Department of Radiation Oncology, University of Toledo Medical Center, Toledo, Ohio, USA.
J Appl Clin Med Phys. 2022 Jan;23(1):e13467. doi: 10.1002/acm2.13467. Epub 2021 Nov 18.
Using intensity-modulated radiosurgery (IMRS) with single isocenter for the treatment of multiple brain lesions has gained acceptance in recent years. One of the challenges of this technique is conducting a patient-specific quality assurance (QA), involving accurate gamma passing rate (GPR) calculations for small and wide spread-out targets. We evaluated effects of parameters such as dose grid and energy on GPR using our clinical IMRS plans.
Ten patients with total of 40 volumetric modulated arc therapy (VMAT) plans were created in Raystation (V.8A) treatment planning system (TPS) for the Varian Edge Linac using 6 and 10 flattening filter-free (FFF) beams and planned dose grids of 1 mm and 2 mm resulting in four plans with 6-10 targets per patient. All parameters and objectives except dose grid and energy were kept the same in all plans. Next, patient-specific QAs were measured evaluating GPR with 10% threshold, 3%/3 mm objective, and an acceptance criterion of 95%. Modulation factors (MF) and confidence intervals were calculated. Two modes of measurements, standard density (SD) and high density (HD), were used.
Generally, plans computed with 1 mm dose grid have higher GPRs than those with 2 mm dose grid for both energies used. The GPRs of 6 FFF plans were higher than those of 10 FFF plans. GPR showed no noticeable difference between HD and SD measurements. Negative correlation between MF and GPR was observed. The HD pass rates fall within the confidence interval of SD.
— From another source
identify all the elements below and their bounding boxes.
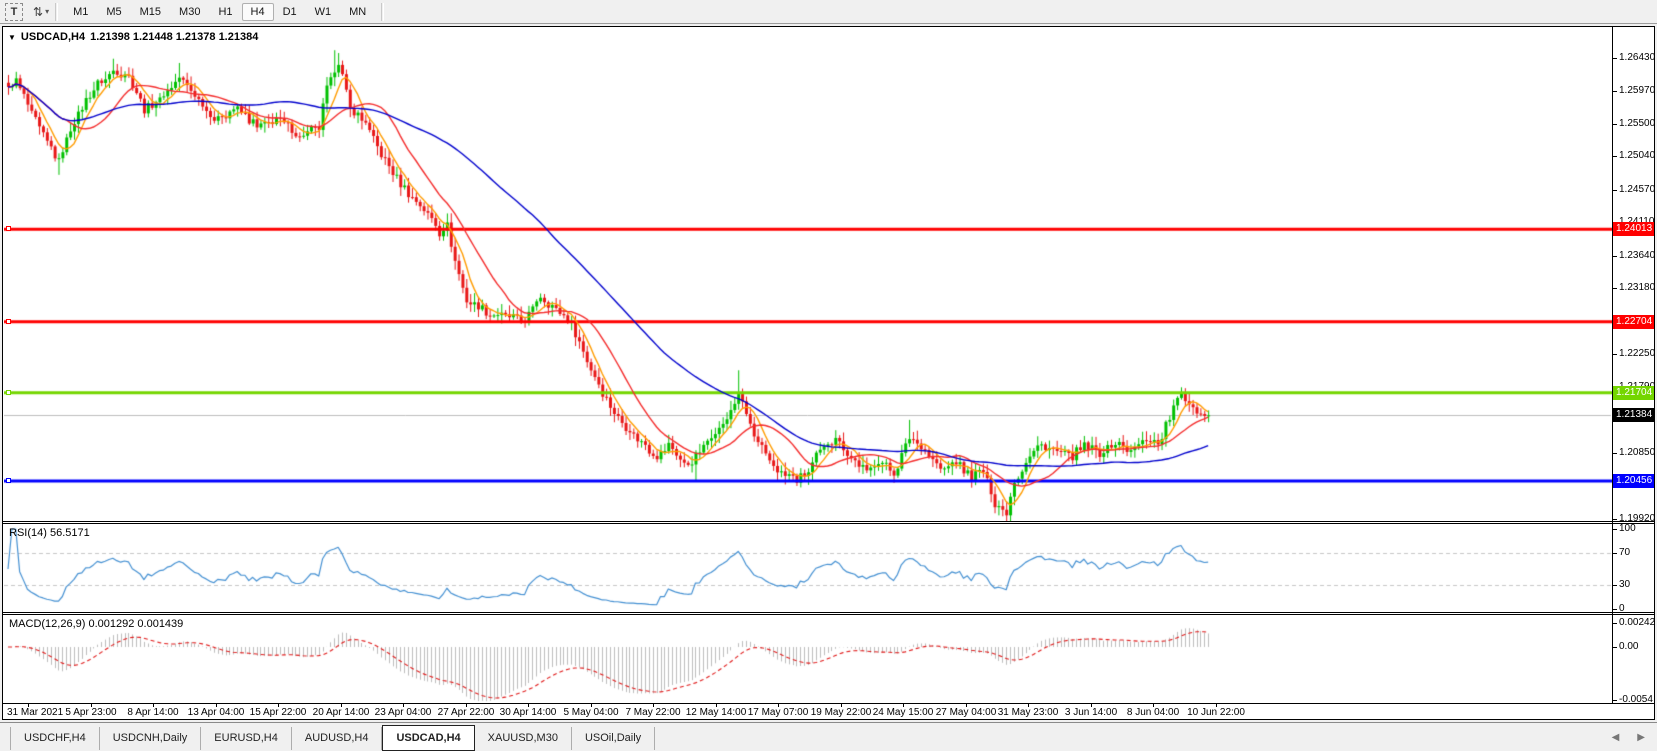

Calculated dose grid should be less than or equal to one-third of distance to agreement, thus 1 mm planned dose grid is recommended to reduce artifacts in gamma calculation. GPR of SD and HD measurement modes is almost the same, which indicates that SD mode is clinically preferable for performing patient-specific QAs. According to our results, using 6 FFF beams with 1 mm planned dose grid is more accurate and reliable for dose calculation of IMRS plans.
近年来,使用单中心点强度调制放射外科(IMRS)治疗多个脑病变已被广泛接受。该技术的挑战之一是进行特定于患者的质量保证(QA),涉及针对小而广泛分布的目标进行准确的伽马通过率(GPR)计算。我们使用临床 IMRS 计划评估了剂量网格和能量等参数对 GPR 的影响。
在 Raystation(V.8A)治疗计划系统(TPS)中为瓦里安 Edge 直线加速器创建了 10 名患者共 40 个容积调制弧形治疗(VMAT)计划,使用 6 个和 10 个平展滤过器(FFF)射线,并计划剂量网格为 1mm 和 2mm,从而为每个患者产生 4 个计划,每个计划有 6-10 个靶区。除剂量网格和能量外,所有计划的参数和目标均保持不变。接下来,进行了特定于患者的 QA 测量,评估了 10%阈值、3%/3mm 目标和 95%接受标准的 GPR。计算了调制因子(MF)和置信区间。使用了两种测量模式,标准密度(SD)和高密度(HD)。
通常,对于两种使用的能量,使用 1mm 剂量网格计算的计划的 GPR 均高于使用 2mm 剂量网格计算的计划。6 FFF 计划的 GPR 高于 10 FFF 计划的 GPR。HD 和 SD 测量之间的 GPR 没有明显差异。观察到 MF 与 GPR 之间存在负相关。HD 通过率落在 SD 的置信区间内。
计算的剂量网格应小于或等于到协议的距离的三分之一,因此建议使用 1mm 计划剂量网格以减少伽马计算中的伪影。SD 和 HD 测量模式的 GPR 几乎相同,这表明 SD 模式在执行特定于患者的 QA 方面在临床上更可取。根据我们的结果,对于 IMRS 计划的剂量计算,使用 6 个 FFF 射线和 1mm 计划剂量网格更准确可靠。